Writing your Dot Syntax Trees

Write a print_graph() function that traverses your tree and writes out a Dot file with extension .dot. You can base this on your textual tree-printing function from HW#3, and just modify your print statements to write things in Dot format.

Your solution might look some something like the following (adapted from [Jeffery2021]). You may have to debug this code!
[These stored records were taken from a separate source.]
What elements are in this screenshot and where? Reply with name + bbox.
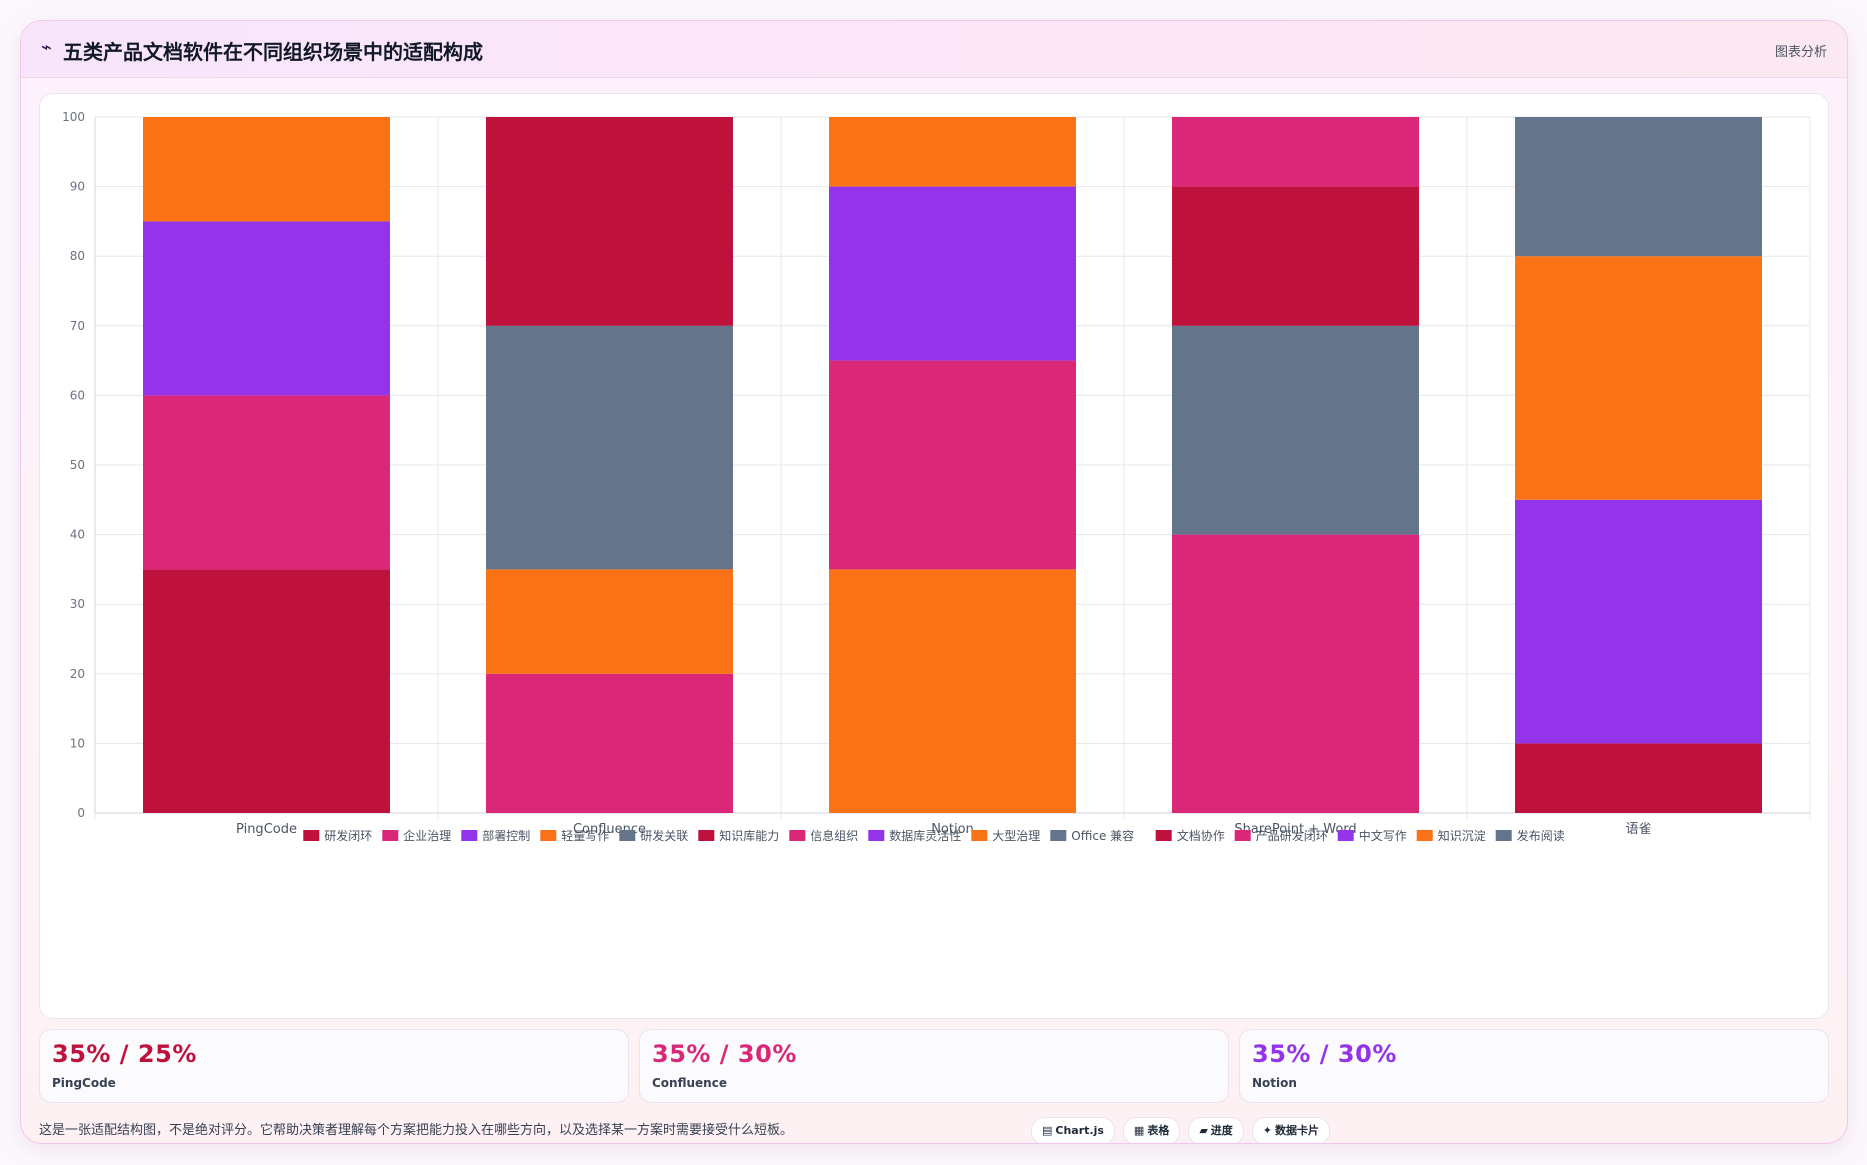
bar-segment — [829, 360, 1076, 570]
legend-label: 研发关联 — [640, 828, 688, 843]
legend-label: 知识库能力 — [719, 828, 779, 843]
kpi-value: 35% / 30% — [652, 1040, 797, 1068]
bar-segment — [1172, 325, 1419, 535]
y-tick-label: 80 — [70, 249, 85, 263]
legend-label: 文档协作 — [1177, 828, 1225, 843]
kpi-card-confluence: 35% / 30% Confluence — [639, 1029, 1229, 1103]
kpi-value: 35% / 30% — [1252, 1040, 1397, 1068]
legend-swatch — [789, 830, 806, 841]
legend-swatch — [1155, 830, 1172, 841]
y-tick-label: 60 — [70, 388, 85, 402]
bar-segment — [1515, 256, 1762, 500]
chip-label: 表格 — [1147, 1124, 1170, 1137]
legend-swatch — [971, 830, 988, 841]
y-tick-label: 20 — [70, 667, 85, 681]
table-icon: ▦ — [1133, 1124, 1145, 1137]
bar-segment — [1515, 117, 1762, 257]
legend-swatch — [303, 830, 320, 841]
kpi-label: Confluence — [652, 1076, 727, 1090]
chart-card: 0 10 20 30 40 50 60 70 80 90 100 PingCode Confluence… — [39, 93, 1829, 1019]
kpi-value: 35% / 25% — [52, 1040, 197, 1068]
bar-segment — [143, 221, 390, 396]
chart-icon: ▤ — [1042, 1124, 1053, 1137]
legend-label: 信息组织 — [810, 828, 858, 843]
legend-swatch — [1416, 830, 1433, 841]
legend-label: 大型治理 — [992, 829, 1040, 843]
legend-label: 知识沉淀 — [1438, 829, 1486, 843]
legend-label: 发布阅读 — [1517, 828, 1565, 843]
bar-segment — [486, 569, 733, 674]
bar-segment — [1515, 499, 1762, 744]
bar-segment — [143, 117, 390, 222]
bar-segment — [486, 325, 733, 570]
x-tick-label: Notion — [931, 822, 974, 837]
chip-data-card[interactable]: ✦ 数据卡片 — [1251, 1117, 1331, 1143]
legend-swatch — [461, 830, 478, 841]
y-tick-label: 0 — [77, 806, 85, 820]
bar-segment — [829, 186, 1076, 361]
bar-segment — [1515, 743, 1762, 813]
bar-segment — [1172, 186, 1419, 326]
chip-label: Chart.js — [1055, 1124, 1104, 1137]
x-tick-label: SharePoint + Word — [1234, 822, 1356, 837]
chip-chartjs[interactable]: ▤ Chart.js — [1031, 1117, 1115, 1143]
legend-label: 企业治理 — [403, 828, 451, 843]
bar-segment — [1172, 534, 1419, 813]
dashboard-panel: ⌁ 五类产品文档软件在不同组织场景中的适配构成 图表分析 0 10 20 30 40 50… — [20, 20, 1848, 1144]
legend-swatch — [540, 830, 557, 841]
legend-swatch — [1050, 830, 1067, 841]
chip-label: 进度 — [1210, 1124, 1233, 1137]
chip-table[interactable]: ▦ 表格 — [1122, 1117, 1181, 1143]
chart-logo-icon: ⌁ — [41, 37, 52, 58]
legend-swatch — [619, 830, 636, 841]
tech-chips: ▤ Chart.js ▦ 表格 ▰ 进度 ✦ 数据卡片 — [1031, 1117, 1331, 1143]
chip-label: 数据卡片 — [1275, 1124, 1320, 1137]
bar-segment — [829, 117, 1076, 187]
bar-segment — [486, 673, 733, 813]
legend-swatch — [1337, 830, 1354, 841]
legend-label: 研发闭环 — [324, 828, 372, 843]
bar-segment — [143, 395, 390, 570]
legend-label: 中文写作 — [1359, 828, 1407, 843]
legend-swatch — [1234, 830, 1251, 841]
footer-note: 这是一张适配结构图，不是绝对评分。它帮助决策者理解每个方案把能力投入在哪些方向，… — [39, 1123, 794, 1138]
bar-segment — [829, 569, 1076, 813]
kpi-label: PingCode — [52, 1076, 116, 1090]
header-tag[interactable]: 图表分析 — [1774, 45, 1827, 60]
legend-label: 部署控制 — [482, 828, 530, 843]
kpi-card-pingcode: 35% / 25% PingCode — [39, 1029, 629, 1103]
legend-swatch — [382, 830, 399, 841]
y-tick-label: 50 — [70, 458, 85, 472]
bar-segment — [486, 117, 733, 326]
kpi-card-notion: 35% / 30% Notion — [1239, 1029, 1829, 1103]
kpi-label: Notion — [1252, 1076, 1297, 1090]
y-tick-label: 30 — [70, 597, 85, 611]
x-tick-label: 语雀 — [1625, 822, 1651, 837]
chip-progress[interactable]: ▰ 进度 — [1188, 1117, 1244, 1143]
y-tick-label: 100 — [62, 110, 85, 124]
bar-segment — [1172, 117, 1419, 187]
legend-label: 数据库灵活性 — [889, 828, 961, 843]
y-tick-label: 70 — [70, 319, 85, 333]
page-title: 五类产品文档软件在不同组织场景中的适配构成 — [63, 40, 483, 64]
legend-swatch — [698, 830, 715, 841]
sparkle-icon: ✦ — [1262, 1124, 1273, 1137]
legend-swatch — [1495, 830, 1512, 841]
legend-label: 产品研发闭环 — [1256, 828, 1328, 843]
panel-header: ⌁ 五类产品文档软件在不同组织场景中的适配构成 图表分析 — [21, 21, 1847, 78]
legend-swatch — [868, 830, 885, 841]
legend-label: 轻量写作 — [561, 829, 609, 843]
progress-icon: ▰ — [1199, 1124, 1208, 1137]
legend-label: Office 兼容 — [1071, 828, 1134, 843]
bar-segment — [143, 569, 390, 813]
x-tick-label: PingCode — [236, 822, 297, 837]
y-tick-label: 10 — [70, 736, 85, 750]
y-tick-label: 90 — [70, 180, 85, 194]
y-tick-label: 40 — [70, 528, 85, 542]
/* add a \ before leading and trailing double quotes */
char *escape(char *s) {
   char *s2 = malloc(strlen(s)+4);
   if (s[0] == '\"') {
      if (s[strlen(s)-1] != '\"') {
	 fprintf(stderr, "What is it?!\n");
	 }
      sprintf(s2, "\\%s", s);
      strcat(s2+strlen(s2)-1, "\\\"");
      return s2;
     }
   else return s;
}

char *pretty_print_name(struct tree *t) {
   char *s2 = malloc(40);
   if (t->leaf == NULL) {
      sprintf(s2, "%s#%d", t->symbolname, t->prodrule%10);
      return s2;
      }
   else {
      sprintf(s2,"%s:%d", escape(t->leaf->text), t->leaf->category);
      return s2;
      }
}

void print_branch(struct tree *t, FILE *f) {
   fprintf(f, "N%d [shape=box label=\"%s\"];\n", t->id, pretty_print_name(t));
}

char *yyname(int);

void print_leaf(struct tree *t, FILE *f) {
   char * s = yyname(t->leaf->category);
   // print_branch(t, f);
   fprintf(f, "N%d [shape=box style=dotted label=\" %s \\n ", t->id, s);
   fprintf(f, "text = %s \\l lineno = %d \\l\"];\n", escape(t->leaf->text),
   t->leaf->lineno);
}

void print_graph2(struct tree *t, FILE *f) {
   int i;
   if (t->leaf != NULL) {
      print_leaf(t, f);
      return;
      }
   /* not a leaf ==> internal node */
   print_branch(t, f);
   for(i=0; i < t->nkids; i++) {
      if (t->kids[i] != NULL) {
         fprintf(f, "N%d -> N%d;\n", t->id, t->kids[i]->id);
	 print_graph2(t->kids[i], f);
	 }
      else { /* NULL kid, epsilon production or something */
         fprintf(f, "N%d -> N%d%d;\n", t->id, t->id, serial);
	 fprintf(f, "N%d%d [label=\"%s\"];\n", t->id, serial, "Empty rule");
	 serial++;
	 }
      }
}

void print_graph(struct tree *t, char *filename){
      FILE *f = fopen(filename, "w"); /* should check for NULL */
      fprintf(f, "digraph {\n");
      print_graph2(t, f);
      fprintf(f,"}\n");
      fclose(f);
}

Adding a command line option

Modify your compiler to accept an optional argument -dot and if you see that option, have your compiler call your .dot-file generating code instead of its normal behavior.

Running the Dot Program

Given a .dot file written by your compiler, in a file like hello.java.dot, to generate a PNG image, you would invoke it via

dot -Tpng hello.java.dot >hello.png

View the generated image to make sure it looks understandable. For example, for a C subset language, a hello world program (hello.c) results in the following:

Of course, for some other language, your tree should look different.

Wrapping up

Try your .dot-file generation on the preceding examples, and the following (nonsensical) program:

// foo.kt
fun foo(x : Int, y : String) : Int {
   return x
   }
fun main() {
   var z : Int
   z = foo(5, ("funf").toString())
}

For this program, you might be running

./k0 -dot foo.kt
dot -Tpng foo.kt.dot >foo.png

When foo.png looks reasonable, you are done with the lab. Submit your image on canvas.